Grace Bio-Labs is a global supplier of pharmaceutical, biomedical, and biochemical research products based in Bend, Oregon, United States. They develop the thin-cast nitrocellulose biochip (aka: nitrocellulose slide, nitrocellulose film slide)[1][2] and the modern hybridization and incubation chambers for glass microscope slides.[3]
Originally based near Detroit, Michigan, and founded by Charles McGrath in 1986, Grace Bio Labs relocated to Bend, Oregon in May, 1990.
With the aid of SBIR funding, Grace Bio-Labs was built on two main product types. The first is the incubation chamber for cell culture and analysis; the second is the ONCYTE Nitrocellulose Film Slide. Their incubation and hybridization chambers are fluid delivery and containment products that increase sensitivity and efficiency in fluorescence and color-based protein and cell analyte assays.[4]

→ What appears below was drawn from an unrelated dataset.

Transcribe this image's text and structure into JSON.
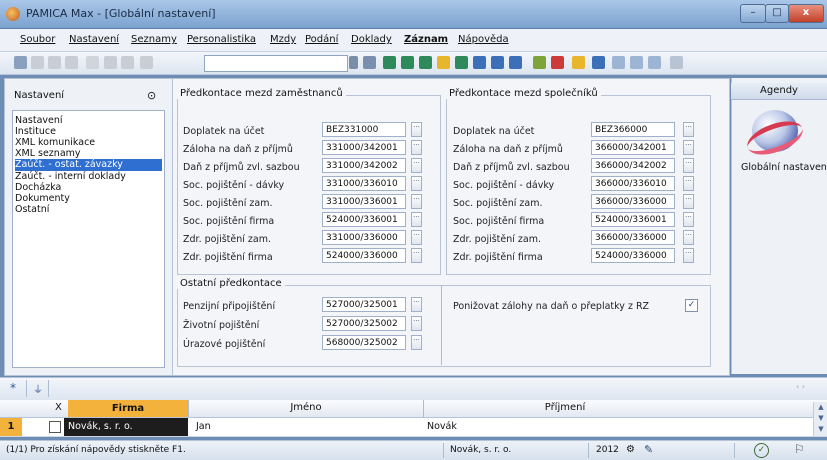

The ONCYTE Nitrocellulose microporous film (nitrocellulose slide) is a biochip platform that captures and protects the 3-dimensional (tertiary) structure of biological material. Originally designed for tissue printing[1] and cell lysate capture, the film has flourished in proteomics. It is commonly used in automated and manual protein microarrays, and continues to increase throughput in proteomics research.[5]
Grace Bio-Labs sells to university research laboratories, biotech companies, private researchers and pharmaceutical companies. They mainly distribute to North America, Western and Central Europe, East Asia, and Southeast Asia.